Miss Terra Italia (Miss Earth Italia)
- Formation: 2006
- Type: Beauty Pageant
- Headquarters: Rome
- Location: Italy;
- Members: Miss Earth
- Official language: Italian
- National Director(s): Tiziano Tescaro (2015-present)
- Website: Official website

= Miss Terra Italia =

Italian beauty contest

Miss Terra Italia, or Miss Earth Italia, is an Italian beauty pageant in Italy that selects the Italian representative for the Miss Earth pageant. The pageant was first organized in 2006 and it is not related to Miss Italy or Miss Universo Italia, although some delegates have crossed over from one format to the other throughout the years.

==History==
Miss Earth Italia was found in 2006, basically Italy started to compete in 2001. In 2002-2005 no pageant to select Italian beauties for the Miss Earth pageant.

===Purpose===
Miss Earth Italia candidate from each country is chosen by a jury of experts and crowned on the basis of a demonstrated sensitivity to environmental and humanitarian problems. With the national title, Miss Earth attends the world final of Miss Earth in Manila, where the winner among the 90 countries in competition automatically becomes the spokesperson for the Miss Earth Foundation, the United Nations Environment Programme (UNEP) and other groups environmental engaged on a global scale.

==Titleholders==
- Color key

The winner of Miss Terra Italia represents her country at Miss Earth. On occasion, when the winner does not qualify (due to age) for either contest, a runner-up is sent.

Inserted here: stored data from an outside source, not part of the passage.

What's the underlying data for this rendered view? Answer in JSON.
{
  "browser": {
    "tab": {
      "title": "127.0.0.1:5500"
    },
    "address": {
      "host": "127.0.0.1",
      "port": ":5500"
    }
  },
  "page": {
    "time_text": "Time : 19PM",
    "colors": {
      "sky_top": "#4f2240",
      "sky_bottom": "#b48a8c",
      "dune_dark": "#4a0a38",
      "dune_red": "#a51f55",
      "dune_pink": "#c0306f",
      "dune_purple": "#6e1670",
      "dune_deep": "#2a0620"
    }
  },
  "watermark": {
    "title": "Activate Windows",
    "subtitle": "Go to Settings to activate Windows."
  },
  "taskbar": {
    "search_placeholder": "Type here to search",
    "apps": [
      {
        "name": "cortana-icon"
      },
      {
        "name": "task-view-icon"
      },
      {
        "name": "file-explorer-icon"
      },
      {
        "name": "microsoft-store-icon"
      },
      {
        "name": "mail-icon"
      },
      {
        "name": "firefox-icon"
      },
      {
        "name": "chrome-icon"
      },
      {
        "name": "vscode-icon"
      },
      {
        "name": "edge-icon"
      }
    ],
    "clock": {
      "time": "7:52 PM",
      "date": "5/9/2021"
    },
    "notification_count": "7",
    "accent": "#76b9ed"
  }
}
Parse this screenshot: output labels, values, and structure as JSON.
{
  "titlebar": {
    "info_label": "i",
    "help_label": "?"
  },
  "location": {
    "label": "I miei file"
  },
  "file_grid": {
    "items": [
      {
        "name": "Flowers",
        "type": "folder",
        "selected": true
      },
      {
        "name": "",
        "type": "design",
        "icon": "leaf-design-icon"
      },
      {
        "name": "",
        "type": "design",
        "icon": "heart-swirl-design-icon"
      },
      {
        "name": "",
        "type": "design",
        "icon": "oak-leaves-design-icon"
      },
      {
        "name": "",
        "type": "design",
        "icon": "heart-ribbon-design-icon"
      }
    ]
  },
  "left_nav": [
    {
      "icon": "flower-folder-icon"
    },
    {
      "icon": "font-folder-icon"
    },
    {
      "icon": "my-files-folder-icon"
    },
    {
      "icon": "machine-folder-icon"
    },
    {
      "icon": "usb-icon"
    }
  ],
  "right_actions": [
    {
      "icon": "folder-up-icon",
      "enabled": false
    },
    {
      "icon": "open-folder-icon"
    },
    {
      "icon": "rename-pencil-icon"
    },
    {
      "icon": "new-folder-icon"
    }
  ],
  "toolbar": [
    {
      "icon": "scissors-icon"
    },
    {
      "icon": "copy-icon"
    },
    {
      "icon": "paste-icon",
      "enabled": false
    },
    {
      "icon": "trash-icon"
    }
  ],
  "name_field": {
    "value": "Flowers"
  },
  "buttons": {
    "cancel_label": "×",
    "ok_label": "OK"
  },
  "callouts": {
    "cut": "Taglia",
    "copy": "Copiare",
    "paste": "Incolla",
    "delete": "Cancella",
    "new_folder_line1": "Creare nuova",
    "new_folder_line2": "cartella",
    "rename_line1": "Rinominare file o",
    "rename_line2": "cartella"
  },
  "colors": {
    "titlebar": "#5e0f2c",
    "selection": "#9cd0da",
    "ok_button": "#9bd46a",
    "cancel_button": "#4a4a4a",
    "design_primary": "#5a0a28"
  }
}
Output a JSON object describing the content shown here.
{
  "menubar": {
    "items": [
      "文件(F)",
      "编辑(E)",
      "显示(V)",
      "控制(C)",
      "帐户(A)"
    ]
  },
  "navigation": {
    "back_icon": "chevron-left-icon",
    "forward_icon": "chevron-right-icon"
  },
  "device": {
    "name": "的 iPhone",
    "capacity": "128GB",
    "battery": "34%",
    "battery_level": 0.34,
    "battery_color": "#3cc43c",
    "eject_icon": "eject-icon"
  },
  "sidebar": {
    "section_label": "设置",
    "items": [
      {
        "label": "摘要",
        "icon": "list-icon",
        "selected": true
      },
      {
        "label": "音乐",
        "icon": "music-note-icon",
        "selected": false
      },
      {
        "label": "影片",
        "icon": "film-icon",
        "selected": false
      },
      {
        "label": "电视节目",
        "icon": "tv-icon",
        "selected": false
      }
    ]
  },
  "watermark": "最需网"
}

| Year | Miss Terra Italia | Region | Placement | Special Awards |
| 2001 | Monica Rosetti | Milan | Unplaced |  |
Did not compete between 2002-2005
| 2006 | Maria Lucia Leo | Lazio | Unplaced | Miss Friendship |
| 2007 | Bernadette Mazzu | Lombardy | Unplaced |  |
| 2008 | Caterina Pasquale | Calabria | Unplaced |  |
| 2009 | Luna Voce | Calabria | Unplaced |  |
| 2010 | Ilenia Arnolfo | Piedmont | Top 14 | Top 18 Miss Talent |
| 2011 | Angelica Parisi | Piedmont | Unplaced |  |
| 2012 | Giulia Capuani | Lombardy | Top 16 | Environmental Seminar "Most Sociable" Miss Friendship (Group 3) |
| 2013 | Debora Bon | Veneto | Unplaced |  |
| 2014 | Beatrice Valente | Tuscany | Unplaced |  |
| 2015 | Aurora Pienagoda | Veneto | Unplaced |  |
| 2016 | Denise Frigo | Veneto | Top 16 | Evening Gown (Group 2) |
| 2017 | Fabiana Enrica Barra | Veneto | Unplaced | National Costume (Western Europe) |
| 2018 | Sofia Pavan | Veneto | Top 8 | Long Gown (Water group) National Costume (Western Europe) Resorts Wear (Water group) |
| 2019 | Letizia Percoco | Lombardy | Unplaced |  |
| 2020 | Giulia Ragazzini | Lazio | Unplaced |  |
| 2021 | Federica Rizza | Formia | Unplaced |  |
Did not compete between 2022-2023
| 2024 | Egle Fruttauro | Campania | Unplaced |  |
| 2025 | Natalia Guglielmo | Sicily | Top 25 | Best Appearance (Europe) Green Leaders in Action Challenge |

==Notes==
- 2013: Luna Voce won the title of Miss Universo Italia 2013 and competed at the Miss Universe 2013 in Moscow, Russia.